The number of discs in the blood of man is enormous, namely, in a cubic millimetre of blood, about 5 millions for males and 4 1/2, millions for females, or about 250,000 millions for one pound of blood. The number varies much, not only in disease, but also as a result of the many physiological processes, such as changes in the amount of plasma, brought about by pressure differences, etc. In order to count the corpuscles the following method is employed; The blood is diluted with artificial plasma to 100 or 1000 times its volume, and the corpuscles in a portion of the mixture carefully measured off by a capillary tube, and counted. This operation requires great care and delicate apparatus. One 20 of the best-known methods is that of Malassez, the details of which are as follows: -

Malassez' Apparatus for the Enumeration of Blood Corpuscles.

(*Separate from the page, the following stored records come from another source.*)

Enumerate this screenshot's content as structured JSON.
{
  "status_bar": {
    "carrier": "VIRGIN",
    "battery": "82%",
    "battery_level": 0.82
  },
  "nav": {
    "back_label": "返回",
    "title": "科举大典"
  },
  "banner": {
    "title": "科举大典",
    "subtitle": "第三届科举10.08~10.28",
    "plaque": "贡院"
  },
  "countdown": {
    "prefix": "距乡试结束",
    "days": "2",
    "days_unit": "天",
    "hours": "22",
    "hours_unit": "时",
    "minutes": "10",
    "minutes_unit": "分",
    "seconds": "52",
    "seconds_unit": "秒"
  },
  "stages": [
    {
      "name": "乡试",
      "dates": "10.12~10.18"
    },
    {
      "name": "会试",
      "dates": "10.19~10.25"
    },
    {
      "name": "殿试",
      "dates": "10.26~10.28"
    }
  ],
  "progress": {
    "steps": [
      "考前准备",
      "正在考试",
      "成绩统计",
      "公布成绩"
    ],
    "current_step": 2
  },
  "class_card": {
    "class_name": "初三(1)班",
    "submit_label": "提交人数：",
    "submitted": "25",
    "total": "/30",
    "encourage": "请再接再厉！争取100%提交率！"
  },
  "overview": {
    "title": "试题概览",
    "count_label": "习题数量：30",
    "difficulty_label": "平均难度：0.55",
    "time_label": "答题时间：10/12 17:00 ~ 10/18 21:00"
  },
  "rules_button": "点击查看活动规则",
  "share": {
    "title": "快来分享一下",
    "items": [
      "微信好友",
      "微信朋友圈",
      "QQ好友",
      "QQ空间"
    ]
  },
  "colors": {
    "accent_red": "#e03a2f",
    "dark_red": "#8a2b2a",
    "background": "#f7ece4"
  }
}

Fig.104. Malassez' Apparatus for the Enumeration of Blood Corpuscles. A, Measuring and mixing pipette. B, Flattened and calibrated capillary lube.

Blood is drawn into the capillary tube of a specially prepared delicate pipette (Fig. 104, a) up to a mark which indicates 1/100 part of the capacity of the pipette. This known quantity of blood is then washed into the bulb of the pipette by drawing up artificial serum to fill the bulb, where the fluids are mixed by shaking about a glass bead contained in its cavity. Some of this mixture is then allowed to pass into a flattened capillary tube of known capacity fixed on a slide, and the number of corpuscles in a given length of this tube is carefully counted at two or three places. The important question, how much oxyhemoglobin exists in a given sample of blood, can be determined by diluting some of it until the color equals that of a standard solution of known strength.

The appearance presented by the Capillary lube of Malassez Apparatus when filled with diluted blood.

Fig.105. The appearance presented by the Capillary lube of Malassez Apparatus when filled with diluted blood and examined under a microscope magnifying 100 diameters, provided with an eye-piece micrometer.